Who Owns The Knowledge?

Agronomically, most of us are “land grant” educated. Land grant universities were established with the Morrill Act in 1860’s and served to make higher education affordable to the masses, including a lot of farm kids. By design, they had an agriculture focus — both in research and education. Even if we did not attend our state’s Land Grant or follow their sports teams, they are the foundation for most of the industry’s agronomic knowledge.

Historically, most of what has happened in “precision ag” applications could be characterized as “measuring variability within fields, using knowledge from Land Grants to write equations to variably apply crop inputs”.

Entering our 17th crop year, Premier Crop and our customers have been working to create new agronomic knowledge with grower’s geo-referenced agronomic data. It’s messy work. Real world agronomy and the data captured is what I call “the collision of uncontrolled variables”.
Recently there have been headlines about agreements between the industry and farm groups on data ownership and privacy. That’s positive. But it’s really not surprising that a company would agree that you own your data and that it will be returned or removed from their servers. Or that you will be allowed to direct whom it gets shared with or sent to.

Do you ever wonder why a company would even want your agronomic data? Often I think the question that should be asked but isn’t, is this: who owns the knowledge created from your data? Is it the data scientist? The company that combines your data with other growers’? The company that is in the business of mining your data with their proprietary algorithms?

I believe what most growers want at the end of the day is agronomic and economic knowledge on how to farm better and more efficiently. Is the data really what needs protecting or is it more so the knowledge created from the data?

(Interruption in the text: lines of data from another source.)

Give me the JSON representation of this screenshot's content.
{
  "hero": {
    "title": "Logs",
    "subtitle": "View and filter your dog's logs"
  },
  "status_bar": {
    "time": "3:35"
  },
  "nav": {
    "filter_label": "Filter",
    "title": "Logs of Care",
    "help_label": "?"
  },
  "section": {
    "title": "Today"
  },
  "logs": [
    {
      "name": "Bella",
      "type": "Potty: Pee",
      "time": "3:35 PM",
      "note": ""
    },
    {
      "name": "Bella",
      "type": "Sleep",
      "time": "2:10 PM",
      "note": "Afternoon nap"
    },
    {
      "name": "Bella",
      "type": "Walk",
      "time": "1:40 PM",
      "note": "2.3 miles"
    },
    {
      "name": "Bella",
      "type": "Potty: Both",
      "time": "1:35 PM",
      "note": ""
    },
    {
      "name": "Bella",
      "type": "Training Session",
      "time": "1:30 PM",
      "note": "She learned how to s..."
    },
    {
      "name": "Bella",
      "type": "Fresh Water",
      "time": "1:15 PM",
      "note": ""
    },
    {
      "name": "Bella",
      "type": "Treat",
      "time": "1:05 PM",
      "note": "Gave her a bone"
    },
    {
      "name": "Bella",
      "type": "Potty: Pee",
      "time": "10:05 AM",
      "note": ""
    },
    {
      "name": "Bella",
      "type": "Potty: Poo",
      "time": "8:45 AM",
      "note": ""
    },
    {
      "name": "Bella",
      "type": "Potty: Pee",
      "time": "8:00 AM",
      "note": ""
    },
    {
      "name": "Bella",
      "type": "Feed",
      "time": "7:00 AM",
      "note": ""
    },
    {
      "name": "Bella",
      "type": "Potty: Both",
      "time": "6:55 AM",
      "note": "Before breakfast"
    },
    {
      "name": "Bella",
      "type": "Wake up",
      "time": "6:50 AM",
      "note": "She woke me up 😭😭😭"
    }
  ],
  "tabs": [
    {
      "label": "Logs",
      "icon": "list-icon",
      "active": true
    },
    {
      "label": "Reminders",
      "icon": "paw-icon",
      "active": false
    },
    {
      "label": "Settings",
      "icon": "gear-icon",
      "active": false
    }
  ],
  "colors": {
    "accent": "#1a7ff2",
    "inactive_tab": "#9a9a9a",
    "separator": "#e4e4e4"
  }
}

There are many different business models being created in data management, no one more right than the next, they are just different. One model is: share your data with us and we’ll use it to tell you how to use our products better. Another model that has been used extensively in the consumer market is the “freemium”, a pricing strategy where a basic service is provided for free to build a user base and lead customers to a premium for-charge service.

Other models will be combinations. Share your data with us, we’ll aggregate it with other grower’s data, develop and calibrate our predictive models, create new knowledge that we own and then we will sell it back to you and other growers.

Another approach is slightly different. Share your data with us, we’ll partner with you and other growers (for a fee) to create agronomic knowledge that you collectively own. That knowledge is shared only with other growers that are part of the database that contributes to the knowledge creation.

The data is only as good as the knowledge you gain from it. Moving forward, how will you view the discussions around data and knowledge ownership?

Got data?
  • Our column has discussed many of the ways data is important, the type of knowledge gained, as well as the decisions to be made, but how have you put it to work for you?
  • What have been some of the positives you have done on your operation that made this year better than the last?
  • Think about which business model you are paired with. Is the knowledge you gained from signing away your data in the past worth it?